Hastings Outlaw, a registered organization for gay, lesbian, and bisexual students, intervened as a defendant in the Christian Legal Society’s lawsuit at the district-court level and remains an intervening party in the case. Its brief echoes many of the arguments made by the law school, emphasizing its belief that the Christian Legal Society has no right to demand financial support from student fees while remaining off-limits to some of the students from whom the money is derived.
In an interview, Michael C. Martin, a first-year law student and member of Hastings Outlaw’s Board of Directors, said his group got involved in the case because it feared that the law school would give in to pressure from the Christian Legal Society and offer it an exemption from the nondiscrimination policy, as most law schools that have been similarly challenged have done. Instead, he said, Hastings Law has earned praise from his group by sticking up for the interests of its members.
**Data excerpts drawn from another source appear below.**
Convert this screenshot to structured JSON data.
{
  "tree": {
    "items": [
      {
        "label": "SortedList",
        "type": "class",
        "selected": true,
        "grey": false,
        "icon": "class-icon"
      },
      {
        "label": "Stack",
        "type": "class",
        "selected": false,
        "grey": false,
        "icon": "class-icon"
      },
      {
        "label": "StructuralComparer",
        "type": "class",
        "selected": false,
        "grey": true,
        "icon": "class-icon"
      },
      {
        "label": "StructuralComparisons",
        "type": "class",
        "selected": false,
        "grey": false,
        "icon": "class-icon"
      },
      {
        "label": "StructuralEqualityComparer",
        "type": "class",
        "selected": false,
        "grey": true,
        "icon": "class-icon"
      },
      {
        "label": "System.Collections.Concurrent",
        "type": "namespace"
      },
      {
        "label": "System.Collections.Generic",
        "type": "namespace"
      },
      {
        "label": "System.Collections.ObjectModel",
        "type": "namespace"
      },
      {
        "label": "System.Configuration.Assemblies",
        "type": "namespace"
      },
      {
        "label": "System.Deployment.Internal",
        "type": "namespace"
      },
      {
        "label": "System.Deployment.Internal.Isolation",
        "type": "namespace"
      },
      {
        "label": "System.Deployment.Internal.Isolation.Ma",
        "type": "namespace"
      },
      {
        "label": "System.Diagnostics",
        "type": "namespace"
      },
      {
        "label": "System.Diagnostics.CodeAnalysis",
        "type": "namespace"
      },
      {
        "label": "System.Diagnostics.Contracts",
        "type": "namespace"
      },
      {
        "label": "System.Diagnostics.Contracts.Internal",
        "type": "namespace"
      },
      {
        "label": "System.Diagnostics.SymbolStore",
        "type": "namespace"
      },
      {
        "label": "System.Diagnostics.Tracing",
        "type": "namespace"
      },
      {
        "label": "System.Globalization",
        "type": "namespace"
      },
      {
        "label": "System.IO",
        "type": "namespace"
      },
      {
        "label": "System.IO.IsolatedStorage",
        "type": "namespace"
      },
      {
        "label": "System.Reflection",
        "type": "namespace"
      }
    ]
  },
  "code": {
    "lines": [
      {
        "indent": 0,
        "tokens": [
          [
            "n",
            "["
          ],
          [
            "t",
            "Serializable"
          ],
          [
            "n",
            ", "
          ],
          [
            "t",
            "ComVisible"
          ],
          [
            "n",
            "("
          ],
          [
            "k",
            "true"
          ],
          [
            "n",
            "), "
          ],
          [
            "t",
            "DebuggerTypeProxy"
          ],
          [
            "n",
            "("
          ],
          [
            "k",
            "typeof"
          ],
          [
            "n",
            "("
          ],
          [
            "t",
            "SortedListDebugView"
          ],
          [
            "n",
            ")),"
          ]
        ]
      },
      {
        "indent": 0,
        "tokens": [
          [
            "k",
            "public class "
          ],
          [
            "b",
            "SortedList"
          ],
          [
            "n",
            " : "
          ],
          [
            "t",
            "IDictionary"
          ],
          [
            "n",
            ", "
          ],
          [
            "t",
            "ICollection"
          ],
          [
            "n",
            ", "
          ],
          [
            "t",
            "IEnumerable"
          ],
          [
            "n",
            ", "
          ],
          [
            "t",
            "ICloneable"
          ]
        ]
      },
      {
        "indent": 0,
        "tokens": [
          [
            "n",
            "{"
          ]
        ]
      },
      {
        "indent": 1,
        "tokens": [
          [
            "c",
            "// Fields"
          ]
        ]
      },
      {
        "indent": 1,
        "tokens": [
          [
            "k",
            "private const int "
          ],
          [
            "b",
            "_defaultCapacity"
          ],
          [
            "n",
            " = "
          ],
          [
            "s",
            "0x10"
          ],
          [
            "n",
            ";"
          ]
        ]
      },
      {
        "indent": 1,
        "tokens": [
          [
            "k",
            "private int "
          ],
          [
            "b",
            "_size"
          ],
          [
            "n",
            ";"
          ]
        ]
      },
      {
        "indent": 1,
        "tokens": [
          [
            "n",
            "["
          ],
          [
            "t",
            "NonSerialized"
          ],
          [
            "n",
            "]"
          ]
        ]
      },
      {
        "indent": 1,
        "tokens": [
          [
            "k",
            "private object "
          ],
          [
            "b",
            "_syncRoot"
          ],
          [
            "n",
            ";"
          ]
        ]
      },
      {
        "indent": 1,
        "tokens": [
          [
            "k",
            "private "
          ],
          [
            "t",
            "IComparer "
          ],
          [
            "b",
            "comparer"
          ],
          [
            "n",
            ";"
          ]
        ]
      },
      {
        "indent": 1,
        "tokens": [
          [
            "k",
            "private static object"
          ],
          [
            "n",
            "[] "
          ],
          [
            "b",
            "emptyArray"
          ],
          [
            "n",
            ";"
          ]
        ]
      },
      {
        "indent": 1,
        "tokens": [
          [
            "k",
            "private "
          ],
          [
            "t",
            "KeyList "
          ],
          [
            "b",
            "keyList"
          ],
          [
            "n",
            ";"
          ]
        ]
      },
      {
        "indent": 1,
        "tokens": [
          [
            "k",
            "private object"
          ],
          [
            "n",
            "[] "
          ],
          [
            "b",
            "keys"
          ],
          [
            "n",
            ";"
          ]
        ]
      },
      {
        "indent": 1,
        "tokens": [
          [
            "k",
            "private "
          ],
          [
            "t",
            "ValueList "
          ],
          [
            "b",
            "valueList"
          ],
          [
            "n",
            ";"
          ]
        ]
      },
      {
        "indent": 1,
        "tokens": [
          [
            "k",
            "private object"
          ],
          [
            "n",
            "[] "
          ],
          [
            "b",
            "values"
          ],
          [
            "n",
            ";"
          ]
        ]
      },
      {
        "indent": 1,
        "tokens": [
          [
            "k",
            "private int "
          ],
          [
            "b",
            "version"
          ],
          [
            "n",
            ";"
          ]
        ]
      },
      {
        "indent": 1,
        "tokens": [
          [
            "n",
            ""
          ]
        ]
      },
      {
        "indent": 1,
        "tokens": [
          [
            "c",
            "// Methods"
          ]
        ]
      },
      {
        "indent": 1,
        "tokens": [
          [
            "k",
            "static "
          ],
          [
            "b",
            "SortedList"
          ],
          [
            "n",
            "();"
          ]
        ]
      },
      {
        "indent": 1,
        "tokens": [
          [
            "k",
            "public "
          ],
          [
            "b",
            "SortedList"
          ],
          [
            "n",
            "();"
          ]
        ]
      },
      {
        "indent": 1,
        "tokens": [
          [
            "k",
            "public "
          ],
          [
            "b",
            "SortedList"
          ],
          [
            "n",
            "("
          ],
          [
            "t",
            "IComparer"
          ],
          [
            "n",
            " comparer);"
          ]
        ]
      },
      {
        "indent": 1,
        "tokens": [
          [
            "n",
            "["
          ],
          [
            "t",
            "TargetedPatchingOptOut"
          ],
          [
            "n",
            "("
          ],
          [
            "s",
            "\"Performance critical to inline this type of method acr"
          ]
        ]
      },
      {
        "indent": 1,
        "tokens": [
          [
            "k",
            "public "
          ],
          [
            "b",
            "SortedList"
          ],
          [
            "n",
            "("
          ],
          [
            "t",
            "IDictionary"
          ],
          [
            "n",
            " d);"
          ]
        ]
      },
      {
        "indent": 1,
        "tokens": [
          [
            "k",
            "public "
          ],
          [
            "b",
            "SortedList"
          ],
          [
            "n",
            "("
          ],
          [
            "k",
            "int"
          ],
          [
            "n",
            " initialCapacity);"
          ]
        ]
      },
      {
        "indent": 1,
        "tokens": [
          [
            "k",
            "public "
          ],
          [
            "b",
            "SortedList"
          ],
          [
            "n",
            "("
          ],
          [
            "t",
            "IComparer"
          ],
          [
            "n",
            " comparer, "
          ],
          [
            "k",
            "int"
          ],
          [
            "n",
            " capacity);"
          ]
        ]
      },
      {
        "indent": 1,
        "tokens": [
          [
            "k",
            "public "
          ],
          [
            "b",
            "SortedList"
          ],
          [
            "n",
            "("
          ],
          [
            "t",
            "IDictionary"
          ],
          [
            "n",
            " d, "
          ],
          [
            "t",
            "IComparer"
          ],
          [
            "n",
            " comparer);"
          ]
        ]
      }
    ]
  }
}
“I don’t believe in funding discriminatory organizations,” Mr. Martin said. “For me, personally, that is a matter of conscience and a personal choice.”
Picking Sides
Of the 39 friend-of-the-court briefs filed in the case, 22 back the Christian Legal Society. Most come from religious or conservative groups, including the U.S. Conference of Catholic Bishops, which argues that the court should distinguish between discrimination based on sexual orientation and efforts to criticize immoral conduct.
Hastings Law is backed by 16 briefs. Among them, one filed by the American Council on Education and 13 other higher-education associations, including the Association of Jesuit Colleges and Universities, argues that the Supreme Court must let colleges set their own policies for student groups if it is to preserve the institutions’ First Amendment right to academic freedom. Ten public universities or university systems have joined in defending viewpoint-neutral discrimination policies.
A brief from the Baptist Joint Committee for Religious Liberty and the Interfaith Alliance Foundation does not take a side but urges the court to avoid authorizing public support for religious organizations or allowing public colleges to curtail the speech of private religious groups.
States’ attorneys general are split. Those representing Maryland, Massachusetts, New Jersey, and Vermont have filed a brief warning that states may choose not to provide financing to student groups if required to subsidize discriminatory behavior. Fourteen other states, including Alabama, Colorado, Michigan, and Pennsylvania, have filed a brief arguing that the Hastings policy violates the First Amendment.